Alport syndrome is mainly characterized by kidney failure due to mutations in the COL4 family of genes, including the COL4A4, COL4A3, and COL4A5 genes. These genes produce collagen proteins, which are expressed in the skin and in cells lining certain organs, such as kidneys. To date, only a few mutations in the COL4A4 and COL4A3 genes have been proven to lead to Alport syndrome.
The study reported the case of a 21-year-old Chinese man who went to the hospital complaining of facial swelling for the past month and a cough since two weeks prior. Examinations of the man’s blood and a kidney biopsy led doctors to a diagnosis of Alport syndrome.
The man’s 45-year-old uncle and 26-year-old sister had kidney hematuria (presence of blood in the urine) and proteinuria (presence of proteins in the urine), and mild hearing loss. Also, the patient’s father had undergone dialysis since the age of 60 and died of kidney failure at the age of 62.
Genetic tests performed with DNA samples from each patient revealed the presence of gene mutations within the COL4A4 gene. Namely, a variation known as c.4195 A>T (p.Met1399Leu) in this gene was found in all patients from this family.

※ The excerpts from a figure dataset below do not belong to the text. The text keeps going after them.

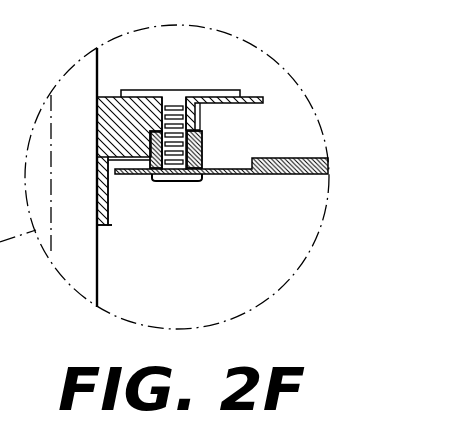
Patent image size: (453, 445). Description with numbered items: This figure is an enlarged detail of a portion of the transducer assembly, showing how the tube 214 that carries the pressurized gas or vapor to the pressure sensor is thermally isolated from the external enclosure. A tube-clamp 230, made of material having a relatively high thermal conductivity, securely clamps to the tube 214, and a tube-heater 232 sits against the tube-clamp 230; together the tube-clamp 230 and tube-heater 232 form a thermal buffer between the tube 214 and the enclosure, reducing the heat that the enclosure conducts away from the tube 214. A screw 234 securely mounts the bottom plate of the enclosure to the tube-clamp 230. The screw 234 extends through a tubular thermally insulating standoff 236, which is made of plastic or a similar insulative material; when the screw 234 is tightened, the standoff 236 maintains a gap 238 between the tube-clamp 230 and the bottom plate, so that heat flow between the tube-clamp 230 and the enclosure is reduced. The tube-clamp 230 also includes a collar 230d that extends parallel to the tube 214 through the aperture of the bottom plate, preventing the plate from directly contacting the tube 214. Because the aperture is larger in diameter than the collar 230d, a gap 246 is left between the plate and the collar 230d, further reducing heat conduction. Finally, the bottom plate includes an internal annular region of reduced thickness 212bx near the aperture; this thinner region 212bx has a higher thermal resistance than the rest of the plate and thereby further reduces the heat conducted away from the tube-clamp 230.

The tube 214 is at (97, 286).
The tube-clamp 230 is at (108, 96).
The gap 246 is at (113, 178).
The collar 230d is at (107, 228).
The tube-heater 232 is at (195, 89).
The screw 234 is at (183, 169).
The standoff 236 is at (206, 150).
The gap 238 is at (126, 174).
The internal annular region of reduced thickness 212bx is at (227, 176).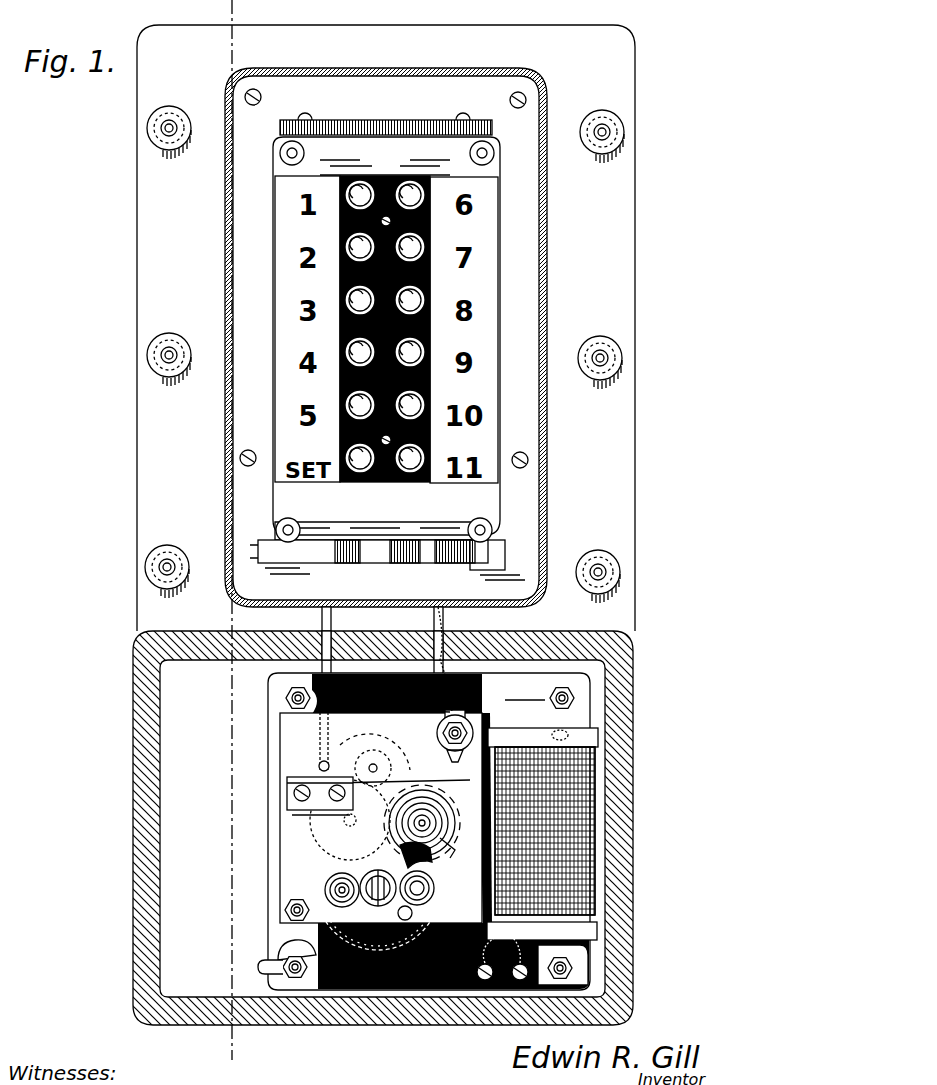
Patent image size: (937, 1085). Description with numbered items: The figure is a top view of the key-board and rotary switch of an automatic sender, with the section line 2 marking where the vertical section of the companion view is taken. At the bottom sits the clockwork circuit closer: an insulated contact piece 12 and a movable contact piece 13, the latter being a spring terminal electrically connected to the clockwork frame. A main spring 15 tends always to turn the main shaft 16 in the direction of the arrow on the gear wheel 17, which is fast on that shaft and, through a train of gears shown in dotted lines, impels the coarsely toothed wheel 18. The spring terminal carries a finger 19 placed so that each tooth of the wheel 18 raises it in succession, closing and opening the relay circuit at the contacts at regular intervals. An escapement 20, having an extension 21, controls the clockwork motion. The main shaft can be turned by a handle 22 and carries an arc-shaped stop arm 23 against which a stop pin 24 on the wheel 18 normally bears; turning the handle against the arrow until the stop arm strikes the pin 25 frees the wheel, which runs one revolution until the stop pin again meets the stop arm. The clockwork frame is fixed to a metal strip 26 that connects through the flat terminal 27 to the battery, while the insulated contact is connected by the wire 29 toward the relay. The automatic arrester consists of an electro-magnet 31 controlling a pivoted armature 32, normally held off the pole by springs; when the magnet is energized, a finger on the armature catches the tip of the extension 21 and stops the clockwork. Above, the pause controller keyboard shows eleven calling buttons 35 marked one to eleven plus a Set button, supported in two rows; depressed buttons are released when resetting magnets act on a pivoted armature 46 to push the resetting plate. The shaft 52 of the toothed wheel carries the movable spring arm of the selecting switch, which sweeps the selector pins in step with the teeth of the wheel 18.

The section line 2— 2 is at (206, 5).
The insulated contact piece 12 is at (438, 728).
The movable contact piece 13 is at (412, 788).
The main spring 15 is at (410, 913).
The main shaft 16 is at (357, 872).
The gear wheel 17 is at (340, 882).
The coarsely toothed wheel 18 is at (385, 820).
The finger 19 is at (428, 803).
The escapement 20 is at (316, 752).
The extension 21 is at (327, 712).
The handle 22 is at (342, 892).
The arc-shaped stop arm 23 is at (442, 864).
The stop pin 24 is at (440, 855).
The pin 25 is at (330, 915).
The metal strip 26 is at (276, 819).
The flat terminal 27 is at (272, 962).
The wire 29 is at (415, 624).
The electro-magnet 31 is at (575, 785).
The pivoted armature 32 is at (522, 712).
The buttons 35 is at (345, 348).
The pivoted armature 46 is at (375, 555).
The shaft 52 is at (392, 838).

“Results showed that the … variant was predicted to affect protein functions,” researchers wrote. “From this, we deduced that there was a high probability that the mutation Met1399Leu was the causative mutation of [Alport syndrome] in this family.”
“Our results broadened the spectrum of mutations in COL4A4 and had important implications in the diagnosis, prognosis and genetic counselling of [Alport syndrome],” researchers concluded.